The big one was an Intel fourth-generation Haswell Core i5-4300U processor. This allowed for much better battery life, making it more feasible for use as both a tablet and a laptop. It also allowed for more configuration options, with either 4GB or 8GB RAM, and up to 512GB of storage, solving another key problem with the first generation.
That pretty much sums up the changes in the Pro 2. It didn't fix one of the biggest problems with Surface Pro, which was the size and weight.
Microsoft did come up with a solution for the battery life problem on the original model, though. The Power Cover was a Type Cover that added additional battery life. Announced in September 2013, it wouldn't launch until the following March. It was a bit pricey at $199, and it added even more weight to an already heavy device that's supposed to be meant for portability.
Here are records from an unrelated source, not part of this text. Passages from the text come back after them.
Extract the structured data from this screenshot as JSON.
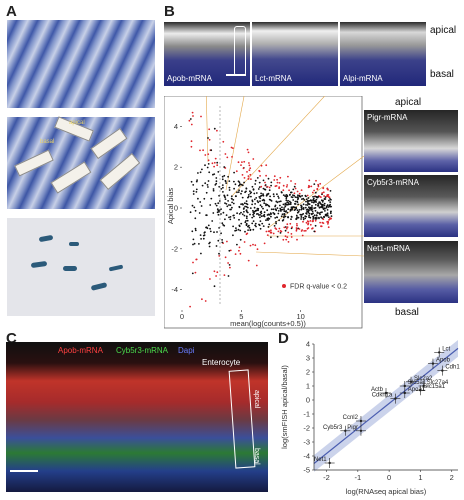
{
  "panels": {
    "a": "A",
    "b": "B",
    "c": "C",
    "d": "D"
  },
  "panel_a": {
    "mid_labels": [
      "apical",
      "basal"
    ]
  },
  "panel_b": {
    "top_images": [
      "Apob-mRNA",
      "Lct-mRNA",
      "Alpi-mRNA"
    ],
    "apical_label": "apical",
    "basal_label": "basal",
    "side_images": [
      "Pigr-mRNA",
      "Cyb5r3-mRNA",
      "Net1-mRNA"
    ],
    "side_apical": "apical",
    "side_basal": "basal",
    "legend": "FDR q-value < 0.2"
  },
  "panel_c": {
    "legend_apob": "Apob-mRNA",
    "legend_cyb": "Cyb5r3-mRNA",
    "legend_dapi": "Dapi",
    "enterocyte": "Enterocyte",
    "apical": "apical",
    "basal": "basal"
  },
  "chart_data": [
    {
      "type": "scatter",
      "title": "",
      "xlabel": "mean(log(counts+0.5))",
      "ylabel": "Apical bias",
      "xlim": [
        0,
        15
      ],
      "ylim": [
        -5,
        5
      ],
      "xticks": [
        "0",
        "5",
        "10"
      ],
      "yticks": [
        "4",
        "2",
        "0",
        "-2",
        "-4"
      ],
      "legend": "FDR q-value < 0.2",
      "series_colors": {
        "significant": "#e0262d",
        "other": "#111111"
      }
    },
    {
      "type": "scatter",
      "title": "",
      "xlabel": "log(RNAseq apical bias)",
      "ylabel": "log(smFISH apical/basal)",
      "xlim": [
        -2.4,
        2.2
      ],
      "ylim": [
        -5,
        4
      ],
      "xticks": [
        "-2",
        "-1",
        "0",
        "1",
        "2"
      ],
      "yticks": [
        "4",
        "3",
        "2",
        "1",
        "0",
        "-1",
        "-2",
        "-3",
        "-4",
        "-5"
      ],
      "points": [
        {
          "label": "Lct",
          "x": 1.6,
          "y": 3.4
        },
        {
          "label": "Apob",
          "x": 1.4,
          "y": 2.6
        },
        {
          "label": "Cdh1",
          "x": 1.7,
          "y": 2.1
        },
        {
          "label": "Slc2a2",
          "x": 0.7,
          "y": 1.3
        },
        {
          "label": "Slc5a1",
          "x": 0.5,
          "y": 1.0
        },
        {
          "label": "Slc27a4",
          "x": 1.1,
          "y": 1.0
        },
        {
          "label": "Slc15a1",
          "x": 1.0,
          "y": 0.7
        },
        {
          "label": "Actb",
          "x": -0.1,
          "y": 0.5
        },
        {
          "label": "Apoa1",
          "x": 0.5,
          "y": 0.5
        },
        {
          "label": "Cdkn1a",
          "x": 0.2,
          "y": 0.1
        },
        {
          "label": "Ccnl2",
          "x": -0.9,
          "y": -1.5
        },
        {
          "label": "Cyb5r3",
          "x": -1.4,
          "y": -2.2
        },
        {
          "label": "Pigr",
          "x": -0.9,
          "y": -2.2
        },
        {
          "label": "Net1",
          "x": -1.9,
          "y": -4.5
        }
      ]
    }
  ]
}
That brings us to May 2014, when the Surface Pro 3 was launched. This is generally looked upon as when Surface came into maturity. It still had the same Haswell Core i5 chip as its predecessor, but also offered i3 and i7 options.
Most importantly, though, it was thinner, lighter, and bigger than the ones that came before it. The display was now 12 inches, but with a 3:2 aspect ratio. Rather than half an inch thick, it was 0.36 inches thin, and came in at 1.76 pounds. I'm actually typing this on a Surface Pro 3 right now.
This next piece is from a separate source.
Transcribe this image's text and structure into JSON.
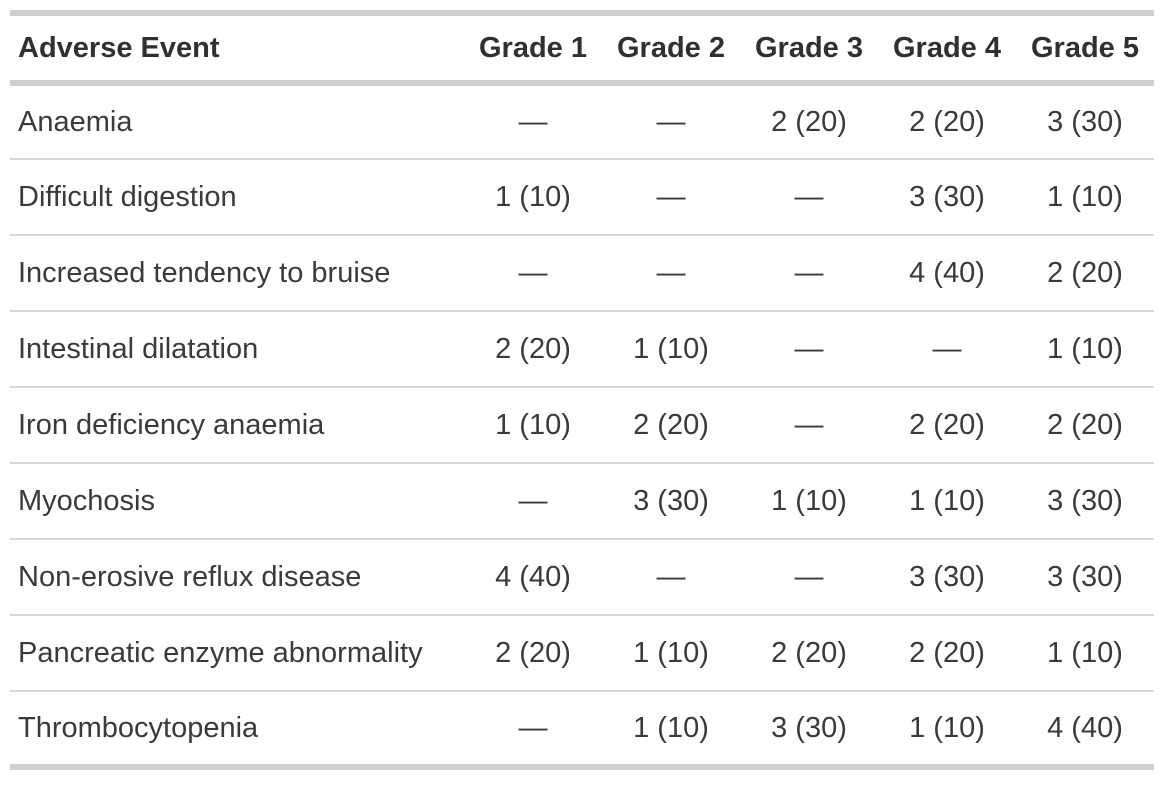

Today's model of Microsoft's line of tablets is the Surface Pro 4, and it was announced in October 2015. A bit thinner than the Pro 3, it still maintains the same form factor, although it has a higher resolution display, 16GB RAM, and 1TB storage options, and Intel sixth-generation Skylake processors.
For me, though, the most important improvement was the Surface Pro 4 Type Cover. Finally, the keys were 'islanded', meaning that there was space between them.
So how has a first-generation Surface Pro stood the test of time? Quite well, actually. I still use mine frequently as a test machine for Windows Insider Preview builds. I've wiped the hard drive on it and reinstalled Windows 8, 8.1, 10, and once, Ubuntu Linux. In four years, the Surface Pro has never failed me.
Interestingly, the device's age marks a milestone for it, as it's no longer considered to be a 'modern PC', by Microsoft's standards. When the company called on OEMs to make modern PCs at WinHEC, it said that more there are 600 million PCs in use that are over four years old, and now the Surface Pro is one of them.
This is a fascinating development because the Surface Pro was one of the first 2-in-1 devices on the market, and it goes to show that that's not enough to make a PC 'modern'. It would seem like newer Windows 10 features such as Windows Hello are necessary now.
And let's face it, no one would buy a Surface Pro given the devices that are on the market today. Today's detachable Windows devices are thinner, lighter, have much better battery life, and just more pleasant to use.
However, while you can say what you want about it, there's no doubt that it was the beginning of something special. Microsoft stuck to its vision and eventually ended up making something great.